New-AzNetworkSecurityRuleConfig
Hiermee maakt u een configuratie van een netwerkbeveiligingsregel.
Syntaxis
New-AzNetworkSecurityRuleConfig
-Name <String>
[-Description <String>]
[-Protocol <String>]
[-SourcePortRange <String[]>]
[-DestinationPortRange <String[]>]
[-SourceAddressPrefix <String[]>]
[-DestinationAddressPrefix <String[]>]
[-SourceApplicationSecurityGroup <PSApplicationSecurityGroup[]>]
[-DestinationApplicationSecurityGroup <PSApplicationSecurityGroup[]>]
[-Access <String>]
[-Priority <Int32>]
[-Direction <String>]
[-DefaultProfile <IAzureContextContainer>]
[<CommonParameters>]
New-AzNetworkSecurityRuleConfig
-Name <String>
[-Description <String>]
[-Protocol <String>]
[-SourcePortRange <String[]>]
[-DestinationPortRange <String[]>]
[-SourceAddressPrefix <String[]>]
[-DestinationAddressPrefix <String[]>]
[-SourceApplicationSecurityGroupId <String[]>]

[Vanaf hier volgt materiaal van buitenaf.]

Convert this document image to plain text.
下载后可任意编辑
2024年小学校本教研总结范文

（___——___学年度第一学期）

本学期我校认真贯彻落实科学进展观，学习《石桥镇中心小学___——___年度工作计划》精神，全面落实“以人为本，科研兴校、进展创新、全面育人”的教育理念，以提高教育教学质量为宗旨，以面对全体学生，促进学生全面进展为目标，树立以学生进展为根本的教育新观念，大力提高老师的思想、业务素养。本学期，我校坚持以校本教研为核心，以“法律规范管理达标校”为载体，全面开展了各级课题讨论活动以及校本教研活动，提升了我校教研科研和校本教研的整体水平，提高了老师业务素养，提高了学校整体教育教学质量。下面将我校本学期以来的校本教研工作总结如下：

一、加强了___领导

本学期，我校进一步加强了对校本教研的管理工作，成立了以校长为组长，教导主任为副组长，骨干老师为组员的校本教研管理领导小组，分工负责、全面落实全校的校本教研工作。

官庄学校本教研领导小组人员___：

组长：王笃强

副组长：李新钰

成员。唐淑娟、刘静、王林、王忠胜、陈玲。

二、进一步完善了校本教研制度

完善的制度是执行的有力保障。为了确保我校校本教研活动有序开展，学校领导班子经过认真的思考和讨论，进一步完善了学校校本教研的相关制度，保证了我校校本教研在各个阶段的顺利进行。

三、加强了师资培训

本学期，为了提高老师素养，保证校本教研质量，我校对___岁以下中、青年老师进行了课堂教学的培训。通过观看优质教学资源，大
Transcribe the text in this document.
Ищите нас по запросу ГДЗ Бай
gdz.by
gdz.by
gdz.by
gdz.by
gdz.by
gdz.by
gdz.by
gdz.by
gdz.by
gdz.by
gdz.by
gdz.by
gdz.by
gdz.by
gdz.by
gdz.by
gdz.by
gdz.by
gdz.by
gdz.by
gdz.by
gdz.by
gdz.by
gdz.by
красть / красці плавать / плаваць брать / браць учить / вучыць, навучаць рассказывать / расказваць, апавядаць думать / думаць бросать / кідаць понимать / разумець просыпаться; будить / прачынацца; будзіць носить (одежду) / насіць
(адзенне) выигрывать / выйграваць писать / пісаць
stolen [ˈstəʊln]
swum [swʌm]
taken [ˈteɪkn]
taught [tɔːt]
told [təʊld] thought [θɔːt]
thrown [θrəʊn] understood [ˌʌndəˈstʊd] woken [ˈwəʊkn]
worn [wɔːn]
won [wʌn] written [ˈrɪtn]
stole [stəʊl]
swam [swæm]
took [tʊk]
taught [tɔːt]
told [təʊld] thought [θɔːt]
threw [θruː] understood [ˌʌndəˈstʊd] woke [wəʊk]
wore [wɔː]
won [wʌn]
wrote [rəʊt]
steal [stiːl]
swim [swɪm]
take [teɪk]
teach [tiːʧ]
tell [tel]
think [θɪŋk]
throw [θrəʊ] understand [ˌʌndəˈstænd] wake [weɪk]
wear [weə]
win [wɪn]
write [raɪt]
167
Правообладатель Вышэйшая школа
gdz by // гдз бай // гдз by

[-DestinationApplicationSecurityGroupId <String[]>]
[-Access <String>]
[-Priority <Int32>]
[-Direction <String>]
[-DefaultProfile <IAzureContextContainer>]
[<CommonParameters>]
Description
Met de cmdlet New-AzNetworkSecurityRuleConfig maakt u een azure-netwerkbeveiligingsregelconfiguratie voor een netwerkbeveiligingsgroep.
Voorbeelden
Voorbeeld 1: Een netwerkbeveiligingsregel maken om RDP toe te staan
$rule1 = New-AzNetworkSecurityRuleConfig -Name rdp-rule -Description "Allow RDP" `
-Access Allow -Protocol Tcp -Direction Inbound -Priority 100 -SourceAddressPrefix `
Internet -SourcePortRange * -DestinationAddressPrefix * -DestinationPortRange 3389
Met deze opdracht maakt u een beveiligingsregel die toegang van internet tot poort 3389 toestaat
Voorbeeld 2: Een netwerkbeveiligingsregel maken die HTTP toestaat
$rule2 = New-AzNetworkSecurityRuleConfig -Name web-rule -Description "Allow HTTP" `
-Access Allow -Protocol Tcp -Direction Inbound -Priority 101 -SourceAddressPrefix `
Internet -SourcePortRange * -DestinationAddressPrefix * -DestinationPortRange 80
Met deze opdracht maakt u een beveiligingsregel die toegang vanaf internet toestaat naar poort 80
Parameters
-Access
Hiermee geeft u op of netwerkverkeer is toegestaan of geweigerd. De acceptabele waarden voor deze parameter zijn: Toestaan en Weigeren.
Type: | String |
Geaccepteerde waarden: | Allow, Deny |
Position: | Named |
Default value: | None |
Vereist: | False |
Pijplijninvoer accepteren: | False |
Jokertekens accepteren: | False |
-DefaultProfile
De referenties, het account, de tenant en het abonnement die worden gebruikt voor communicatie met Azure.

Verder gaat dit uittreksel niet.